3 /10 The FBI Got Interested

After the expose by Reuters, the FBI swooped in. They stormed the funeral home and raided it for evidence. The Home and its crematorium were also shut down in 2018, pending further investigation.

Megan Hess, and her mum, Shirley Koch, were officially arrested and charged with six counts of mail fraud and three counts of illegal transportation of hazardous materials. A total of nine counts each.

2 /10 The Families Are Still Searching

The Sunset Mesa Funeral Home was a betrayal. And finding out that the ashes you thought was your father are a mixture of different substances is horrifying.

In one case, Megan and her mum gave a grieving family powdered concrete instead of their loved ones’ cremated remains.

The families affected by the Sunset duo’s infamous crimes have banded together to find the remains of sold or donated loved ones. Judy Cressler, the daughter of Harold Cressler, a veteran, is one of such people.

They told her dad’s ashes were in the urn she was given. And she believed that for three years. The FBI’s tests revealed that the urn contents were another person’s cremains mixed with metal junk.
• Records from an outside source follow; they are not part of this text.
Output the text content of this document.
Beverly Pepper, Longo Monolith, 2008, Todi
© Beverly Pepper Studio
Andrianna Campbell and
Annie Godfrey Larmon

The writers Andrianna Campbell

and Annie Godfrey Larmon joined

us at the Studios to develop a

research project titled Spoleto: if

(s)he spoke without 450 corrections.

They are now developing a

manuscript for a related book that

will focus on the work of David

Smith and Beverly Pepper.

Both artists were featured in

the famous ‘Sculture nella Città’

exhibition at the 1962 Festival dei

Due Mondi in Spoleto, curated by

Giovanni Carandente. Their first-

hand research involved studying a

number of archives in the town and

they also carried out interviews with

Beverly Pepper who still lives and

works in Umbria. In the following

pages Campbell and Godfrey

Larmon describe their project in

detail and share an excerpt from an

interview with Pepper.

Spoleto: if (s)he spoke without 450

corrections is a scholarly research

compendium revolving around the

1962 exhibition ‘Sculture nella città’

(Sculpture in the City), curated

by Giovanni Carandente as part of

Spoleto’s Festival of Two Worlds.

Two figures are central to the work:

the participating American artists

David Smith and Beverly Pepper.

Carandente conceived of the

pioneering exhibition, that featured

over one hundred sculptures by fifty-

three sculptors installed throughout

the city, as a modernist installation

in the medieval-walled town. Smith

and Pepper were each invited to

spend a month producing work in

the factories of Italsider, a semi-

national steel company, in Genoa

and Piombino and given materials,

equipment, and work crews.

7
According to their investigations, her father was ‘plastinated’ and shipped to Saudi Arabia.

1 /10 They May Face A Long, Long Time In Jail

Megan and her mother pleaded ‘not guilty’ in their first court appearance. However, mail fraud offenses carry a 20-year maximum sentence, while the other counts carry a five-year sentence max.

This means that, if convicted, Megan Hess and Shirley Koch could face up to 135 years each in prison.

This is a story of sorrow, betrayal, and utter disrespect of the dead. It is a breach of trust that no one ever imagines would happen. You don’t suspect that someone could sell your loved one’s body. It’s crazy!

But it’s happened. And now, friends and families of those sold off by the Sunset two may have to sleep every night not knowing where the remains of their loved ones are.